Tomas expected that the MPLA would win in part because voters are used to the party.
"You see all those old mommas voting?" he said of a group of women wearing traditional cloth wraps. "The MPLA for them is like a cell phone: As long as it doesn't break or get stolen, they'll never change brand."
The MPLA has presided over the resurgence of Luanda, a once-decrepit seaside town that has turned into a building construction site. Human rights officials complain that poor Angolans have been forced from their downtown homes to distant suburbs with no electricity, water or transport, to make way for luxury high-rise apartment buildings.
Both UNITA and the coalition have complained of the uneven playing field in the election and the possibilities for fraud. Opposition parties are particularly concerned that votes will not be counted until they reach the National Electoral Commission in Luanda. UNITA leader Isaias Samakuva said he has confirmed that soldiers in the Military Affairs Cabinet that reports directly to the president's office have been installed there as logistical supervisors. The same thing happened in 2008 when the military was involved in transportation, distribution and handling of ballots, ballots boxes and minutes for election results, according to Chatham House, the London-based independent policy institute.
Dos Santos' party also has a near-monopoly on the national media. It has emphasized the government's reconstruction of the country after the civil war, the president's role as an "architect of peace," improved democracy, housing, educational, health and entrepreneurial projects and job creation.
Still, unemployment stands officially at 26 percent and is much higher among young people.
This southern African nation was a Cold War battlefield for 27 years, with dos Santos' MPLA backed by Cuban soldiers and a Soviet war chest, pitted against UNITA, which was backed by apartheid South Africa and the United States. Half a million people died in the war, more than 4 million ? a third of the population ? was displaced and much infrastructure was destroyed.
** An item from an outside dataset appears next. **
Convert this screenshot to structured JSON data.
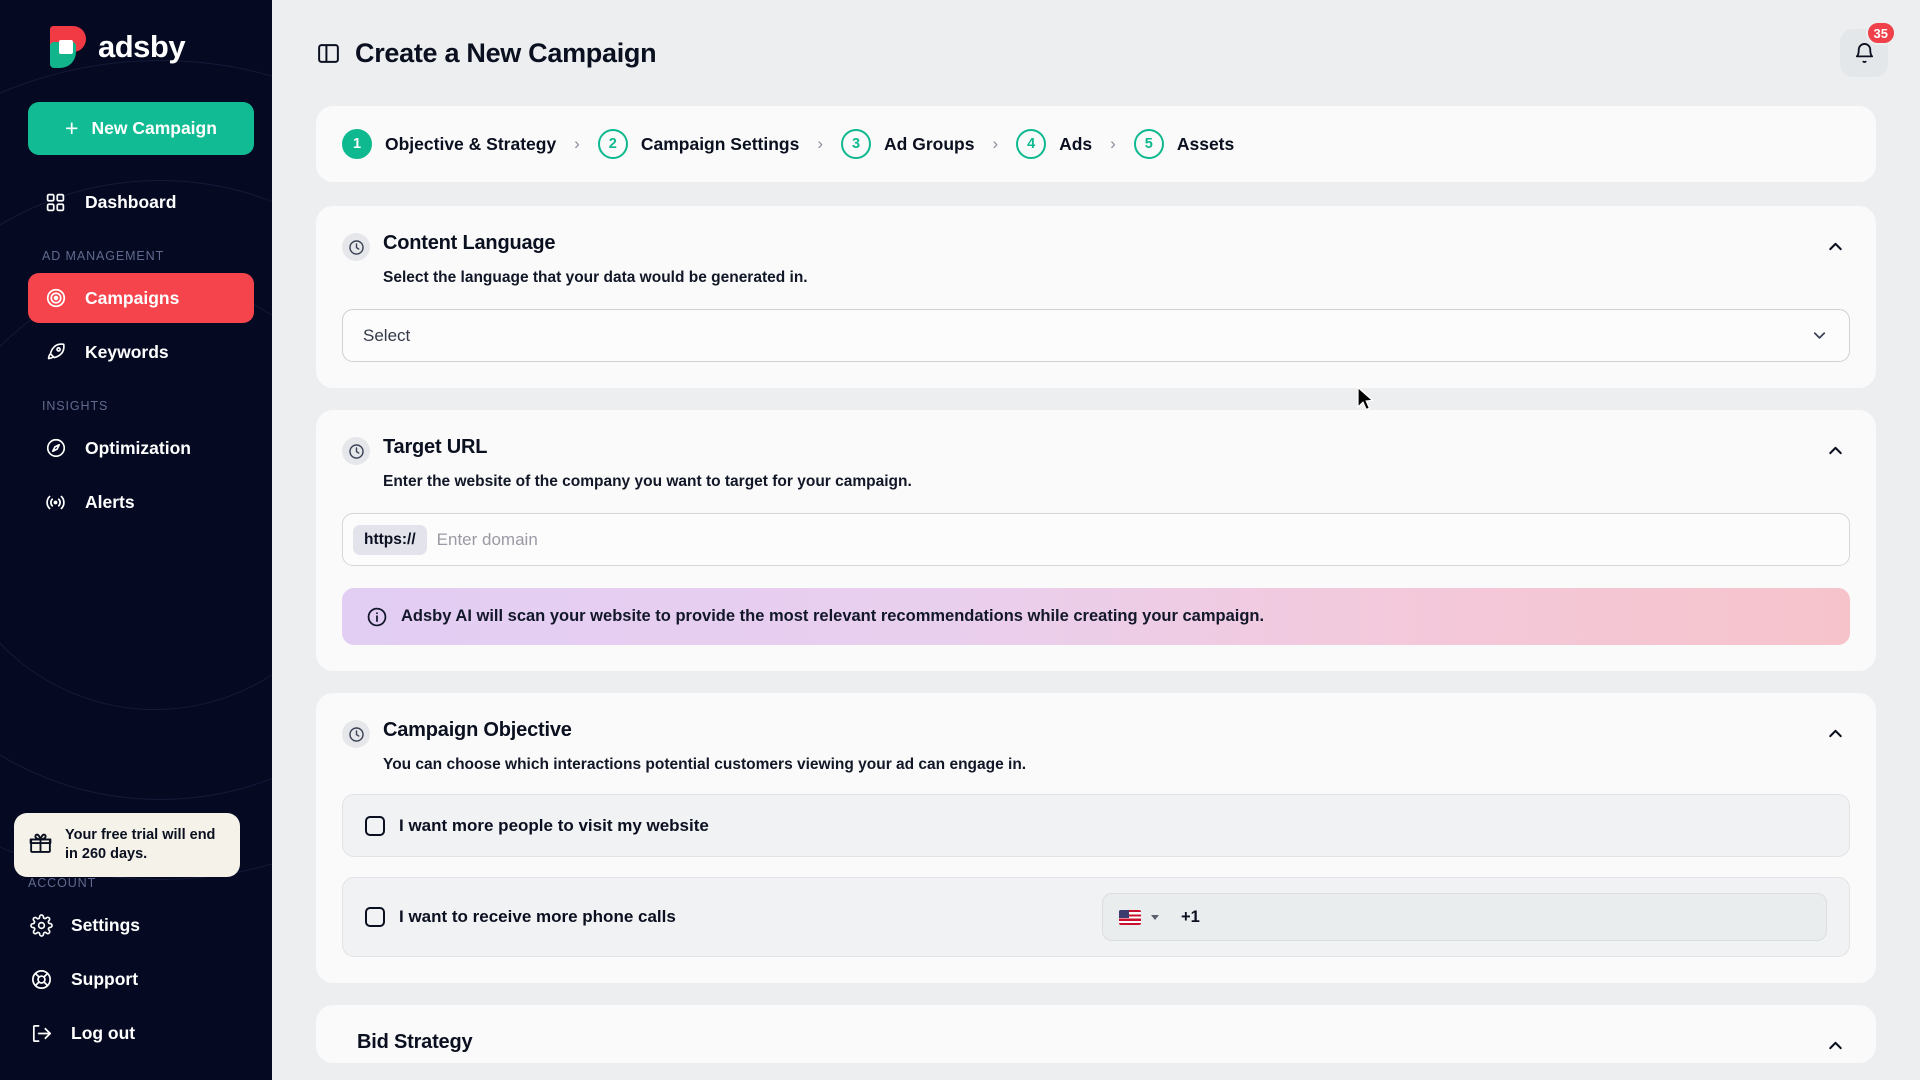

Since the war ended in 2002, Angola has dominated the list of the world's fastest growing economies and is sub-Saharan Africa's second-largest oil producer, after Nigeria. Oil-backed credit lines from China ? Angola is China's No. 1 oil supplier and its second biggest importer is the United States ? have fueled a building boom of houses, hospitals, schools, roads and bridges. Average life expectancy went up from 45 in 2002 to 51 in 2011.
But 87 percent of urban Angolans live in shanty towns, often with no access to clean water, according to UNICEF, and more than a third of Angolans live below the poverty line.